“Se lo dici ad un ragazzino, a un burdèl, nulla di grave. Ma se è riferito ad un adulto…”
Questo il discorso che ieri – mediato dalla voce e dal cuore della moglie Cetta – m’ha fatto il grande poeta Elio Pagliarani durante una piacevolissima intervista sulle sue origini viserbesi e sul legame mai spezzato con la terra romagnola.
Ritenuto uno dei più grandi esponenti della poesia del Novecento, Pagliarani lasciò Viserba, per Milano, all’età di 18 anni (qui scrisse il poemetto “La ragazza Carla”, l’opera che lo rese famoso). Poi traslocò a Roma, dove vive tuttora.

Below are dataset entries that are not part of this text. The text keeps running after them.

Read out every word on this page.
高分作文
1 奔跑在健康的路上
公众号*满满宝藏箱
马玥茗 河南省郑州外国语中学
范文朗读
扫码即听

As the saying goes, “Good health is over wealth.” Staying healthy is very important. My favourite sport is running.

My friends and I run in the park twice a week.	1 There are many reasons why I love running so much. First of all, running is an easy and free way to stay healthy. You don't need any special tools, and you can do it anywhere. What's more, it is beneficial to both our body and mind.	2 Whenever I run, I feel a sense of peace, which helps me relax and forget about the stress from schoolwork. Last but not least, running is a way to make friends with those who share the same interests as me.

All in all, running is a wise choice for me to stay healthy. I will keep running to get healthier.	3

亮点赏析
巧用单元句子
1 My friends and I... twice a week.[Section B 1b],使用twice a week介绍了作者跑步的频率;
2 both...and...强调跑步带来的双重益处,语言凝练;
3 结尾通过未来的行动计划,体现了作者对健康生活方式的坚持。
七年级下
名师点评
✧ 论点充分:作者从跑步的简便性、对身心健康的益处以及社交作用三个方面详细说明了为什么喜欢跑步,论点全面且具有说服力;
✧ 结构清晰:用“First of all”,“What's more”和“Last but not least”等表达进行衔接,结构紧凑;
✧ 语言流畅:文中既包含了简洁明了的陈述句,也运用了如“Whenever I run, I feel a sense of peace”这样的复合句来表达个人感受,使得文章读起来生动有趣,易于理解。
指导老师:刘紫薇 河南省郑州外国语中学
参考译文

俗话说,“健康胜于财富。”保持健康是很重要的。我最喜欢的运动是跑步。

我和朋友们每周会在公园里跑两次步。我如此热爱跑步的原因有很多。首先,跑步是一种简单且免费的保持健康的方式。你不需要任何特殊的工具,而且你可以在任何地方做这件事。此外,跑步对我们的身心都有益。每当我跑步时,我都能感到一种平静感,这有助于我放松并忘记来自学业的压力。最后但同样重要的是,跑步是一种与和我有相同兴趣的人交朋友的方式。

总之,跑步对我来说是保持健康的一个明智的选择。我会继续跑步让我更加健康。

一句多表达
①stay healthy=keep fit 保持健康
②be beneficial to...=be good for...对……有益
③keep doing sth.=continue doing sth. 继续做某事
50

Il ritorno a Viserba, per le vacanze estive e talvolta anche durante il resto dell’anno, è il ritorno a casa, alla terra madre. E, sicuramente, alla lingua madre.
“Nel periodo milanese e anche in quello romano – conferma Cetta – Elio non ha voluto mai perdere quella dolce inflessione del parlare che contraddistingue i romagnoli.”
Tornerò a raccontare nei dettagli questo emozionante incontro col grande maestro, che immaginavo irraggiungibile (frutto, fra l’altro, della “bacchetta magica” di Cristella, che sa creare circostanze che solo apparentemente sembrano dominate dal caso).
Brevemente, oggi, colgo l’occasione delle quattro chiacchiere con Elio nella nostra lingua madre per aggiungere qualcosa alla mia lista degli “intraducibili”. Una parola suggerita dal poeta col sorriso sulle labbra.
Per chi non lo sapesse: i suoi 82 anni da qualche tempo hanno messo in ombra pezzi di memoria. Ma il suono di qualche frase in dialetto romagnolo, durante l’intervista, ha avuto un esito sorprendente e quasi miracoloso: l’attenzione risvegliata e un sorriso ammiccante.
“I santarcangiolesi sono detti zvulòun, i riminesi sipuléin; e il pataca, l‘invurnìd, paga Palloni…”
“Sì, sì, mi ricordo, si diceva proprio così!”
L’amarcord in dialetto del poeta mi ha regalato, appunto, la frase iniziale del post.
Ecco cosa scrive in proposito Gianni Quondamatteo nel suo Dizionario Romagnolo Ragionato:
Ligéra – teppista, fannullone, vagabondo. L’è na ligéra, si dice senza soffermarsi all’ambiente, al bisogno, alle malattie, alla violenza che si esercita sui diseredati.
Av salùt!
mia mamma classe1914, quando ero cattivo mi diceva t’si una caveza ,una ligera. parole intraducibili per uno che non sia almeno1/2 romagnolo o pesarese.io abito a Godo prov di ravenna. saluti
A Sellero in Valcamonica negli anni ’60 del ‘900 per definire uno scavezzacollo si diceva: “ta hé ‘n lingéra” sei uno scavezzacollo, dove “lingéra” contiene anche una n.